Fabrication, in vitro and in vivo properties of porous Zn–Cu alloy scaffolds for bone tissue engineering

Abstract

Zn-based porous scaffolds have attracted increasing attention in the field of bone tissue engineering. In this study, the air pressure infiltration method (APIM) was employed to prepare porous Zn-xCu (x = 0, 1, 2, and 3 wt%) scaffolds. The porous structure, microstructure, mechanical properties, corrosion behavior, antibacterial properties and cytotoxicity of these porous scaffolds were systemically investigated. The pure Zn and the Zn–2Cu porous scaffolds were selected for the animal experiment to evaluate feasibility as orthopedic implant material using micro-computed tomography, histological analysis, and blood biochemical indicators. Uniformly distributed pores with an average size of 275 μm were confirmed in the Zn–Cu scaffolds. The plateau stress σy of the Zn–Cu scaffolds at 3% deformation was 2.55–51.15 MPa, and the elastic modulus E was 0.34–3.75 GPa. Hence, the mechanical properties of these scaffolds were similar to those of human cancellous bone.

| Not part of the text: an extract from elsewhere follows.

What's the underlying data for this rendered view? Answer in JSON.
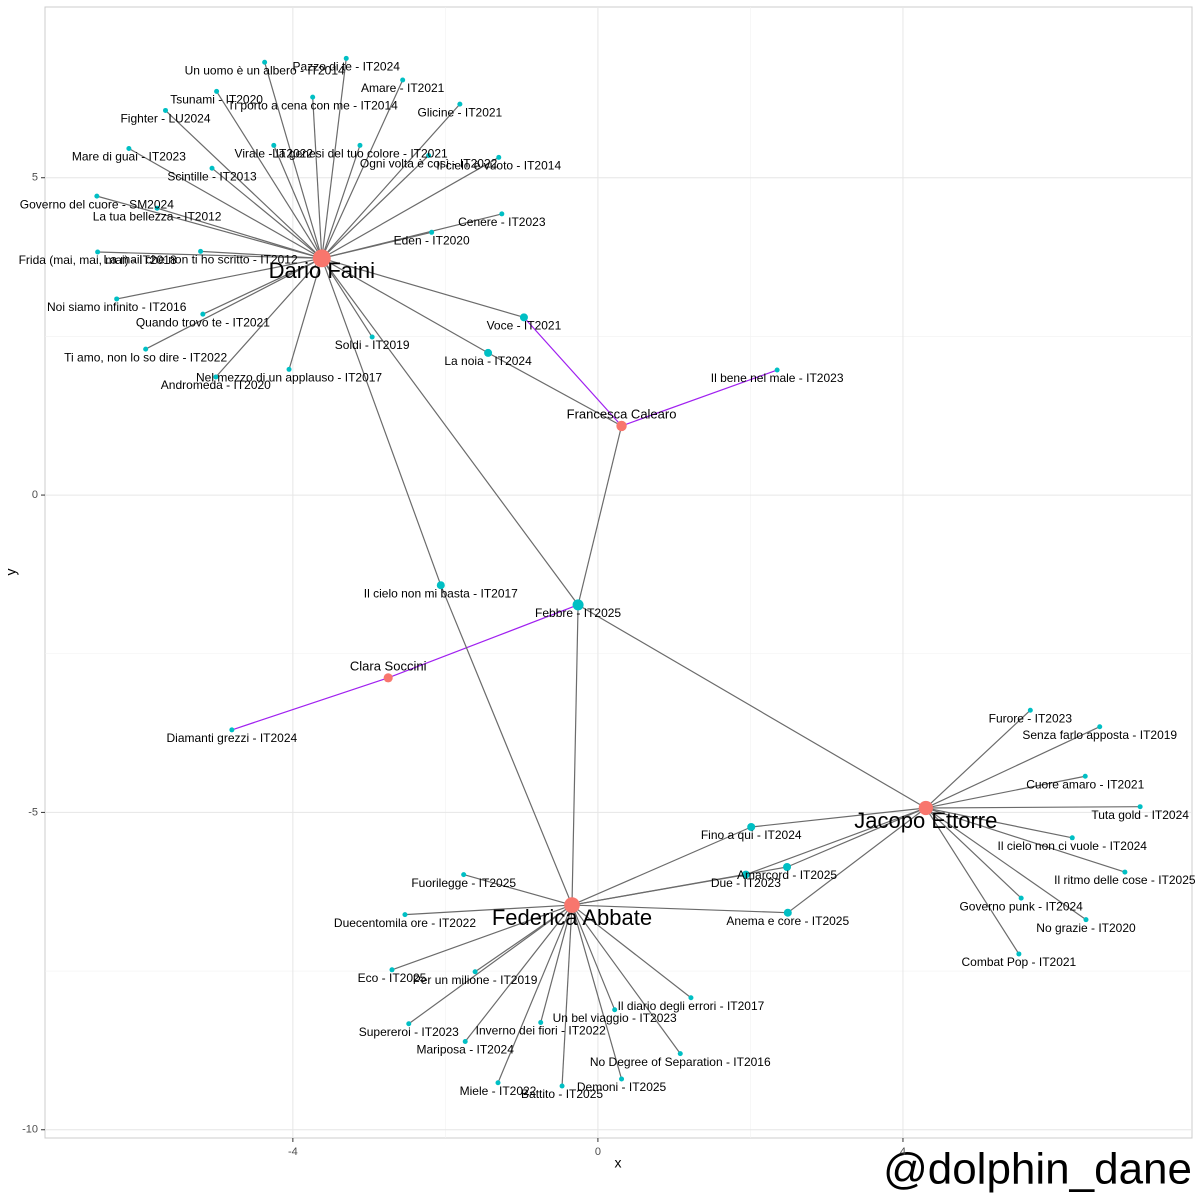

Porous Zn-xCu scaffolds exhibited a uniform corrosion morphology in simulated body fluid solution, and the addition of Cu facilitated the corrosion progress of the scaffold. Porous Zn-xCu scaffolds exhibited an effective antibacterial property against S. aureus and E.coli. The antibacterial activity increased with the increasing Cu contents. The porous Zn-xCu scaffolds exhibited good cytocompatibility at a low extract's concentration (25%), and the Zn–Cu scaffold exhibited a better cytocompatibility to MC3T3 pre-osteoblast cells than L-929 cells. Both pure zinc and Zn–2Cu porous scaffolds showed good biocompatibility in vivo. The blood biochemical parameters of SD rats within six months after operation were all within the acceptable range, and the implants had no side effect on the liver and kidney functions of SD rats.